Investors Thread

#26
#26
Yeah, it's too unstable and far to overpriced for me. Last time I checked Google was selling at nearly 200x their current earnings. And people were still buying it.

That's like buying a taco stand that made 1,000 dollars last year at 200,000.

Google? trades at a 30 pe, and it has $60 billion in cash. Do you mean Amazon?
 
#28
#28
I'll go first.

1. I take a long term approach that I mainly developed from The Intelligent Investor. If you've not read it, you should.

I look for the following:

P/E<15
Dividend>0
>5 years of dividend history
And at least 3 years of continuous profits.

The two I put the most weight on are P/E and dividends. Most study's I've seen show that over the history of the stock market, if you adjust for inflation, the majority of all gains made by investors were in the form of dividends.

I pretty much agree. The only drawback in Tennessee is the Hall Tax of 6% on dividends in excess of $2,500 if filing married joint (1,250 if single). The bulk of my holdings in the market are dividend payers. I get in and out of these depending on market forces (both the stock and overall market macros and micros). Usually works out to buying opportunities for the long term. I also play (trade) with some growth stocks short term.
 
#29
#29
I'll include some direct quotes from the intelligent investor later, if I have time.

DIVIDENDS – THE KEY TO RETURNS, EVEN FOR GROWTH STOCKS | PRAGMATIC CAPITALISM

80% of the real returns (adjusted for inflation) over the history of the stock market are from dividends.

Only 20% are from the actual growth of the company. Mostly the increase in price of the stock market is related to inflation. When you adjust for inflation, you find out the only people making money are those receiving dividends.
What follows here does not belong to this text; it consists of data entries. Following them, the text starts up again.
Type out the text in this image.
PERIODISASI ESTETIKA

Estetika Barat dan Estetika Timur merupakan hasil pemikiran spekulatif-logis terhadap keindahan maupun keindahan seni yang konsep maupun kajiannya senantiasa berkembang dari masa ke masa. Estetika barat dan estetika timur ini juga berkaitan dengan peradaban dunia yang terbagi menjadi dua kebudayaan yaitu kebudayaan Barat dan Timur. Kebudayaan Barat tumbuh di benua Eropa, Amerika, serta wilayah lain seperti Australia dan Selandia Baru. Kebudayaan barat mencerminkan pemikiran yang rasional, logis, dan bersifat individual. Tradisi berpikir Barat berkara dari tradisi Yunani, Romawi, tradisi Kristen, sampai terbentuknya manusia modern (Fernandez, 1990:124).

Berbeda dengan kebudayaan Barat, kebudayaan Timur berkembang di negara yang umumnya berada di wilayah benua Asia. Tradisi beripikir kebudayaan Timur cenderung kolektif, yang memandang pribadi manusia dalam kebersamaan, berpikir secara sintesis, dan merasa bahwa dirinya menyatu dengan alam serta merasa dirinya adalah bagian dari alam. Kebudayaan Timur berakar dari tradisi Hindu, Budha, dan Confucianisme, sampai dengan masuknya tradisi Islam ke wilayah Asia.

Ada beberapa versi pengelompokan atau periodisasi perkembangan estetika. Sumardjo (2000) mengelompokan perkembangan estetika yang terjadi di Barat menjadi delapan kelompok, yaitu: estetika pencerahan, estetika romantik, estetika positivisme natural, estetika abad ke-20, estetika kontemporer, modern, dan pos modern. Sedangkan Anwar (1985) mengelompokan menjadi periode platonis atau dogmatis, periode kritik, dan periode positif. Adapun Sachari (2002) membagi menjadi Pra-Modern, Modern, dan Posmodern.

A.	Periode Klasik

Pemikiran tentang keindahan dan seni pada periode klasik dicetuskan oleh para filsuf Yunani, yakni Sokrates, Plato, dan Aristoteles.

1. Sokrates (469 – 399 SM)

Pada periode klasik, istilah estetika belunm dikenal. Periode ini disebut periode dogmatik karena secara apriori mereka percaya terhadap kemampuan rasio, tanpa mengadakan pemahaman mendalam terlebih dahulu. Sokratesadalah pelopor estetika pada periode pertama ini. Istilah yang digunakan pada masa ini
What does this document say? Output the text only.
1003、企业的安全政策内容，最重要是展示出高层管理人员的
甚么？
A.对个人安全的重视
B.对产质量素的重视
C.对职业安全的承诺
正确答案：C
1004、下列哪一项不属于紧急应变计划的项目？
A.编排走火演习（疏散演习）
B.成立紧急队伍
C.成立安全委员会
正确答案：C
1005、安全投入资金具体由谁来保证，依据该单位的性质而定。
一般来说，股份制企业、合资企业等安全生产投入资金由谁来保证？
This doesn't mean you should invest in companies with the largest dividends. Instead try to find large companies, that are going through unpopular times and pay some form of a dividend.

The stock I've done best from was Bank of America. It's dividend is only .01 per share. Not even 1% of their price. But they are a massive bank. The US government has even proclaimed them to big to fail, so I knew my was safe (priority number 1). And their p/e was less than 10 at the time (making it a major bargain).

I agree with this.
 
#31
#31
I have fidelity for work purposes and I've opened up my Roth just because I can monitor all my accounts. They aren't the cheapest but are by far not the most expensive. I own about 10 stocks that make up 50% of my portfolio. An index fund that makes up about 25% and the rest in cash waiting for other opportunities. A stock I own is FNMA. I'm already up 20% and I feel it's only going to go up from here.
 
Last edited:
#33
#33
Der
I thought it would be cool if we had a thread to discuss investing (bonds and stocks mainly). And bounce ideals and strategies of each other.

A few prompts to get the convo going:

1. What do you look for in an investment?

2. What company do you trade through?

3. What are some of your current holdings or things you're considering?

1) I look for seriously undervalued companies. I'm a believer in the buy + hold community. I look for improving sales, low inventory turnover, and undervalued assets.

2) tradeking

3) Ford, Corning glass, looking for others.


I will add that the warren buffet strategy is what I'm held to.
 
#34
#34
I have fidelity for work purposes and I've opened up my Roth just because I can monitor all my accounts. They aren't the cheapest but are by far not the most expensive. I own about 10 stocks that make up 50% of my portfolio. An index fund that makes up about 25% and the rest in cash waiting for other opportunities. A stock I own is FNMA. I'm already up 20% and I feel it's only going to go up from here.

Roth is what you want because you will avoid taxes on your earnings. You pay them when you invest.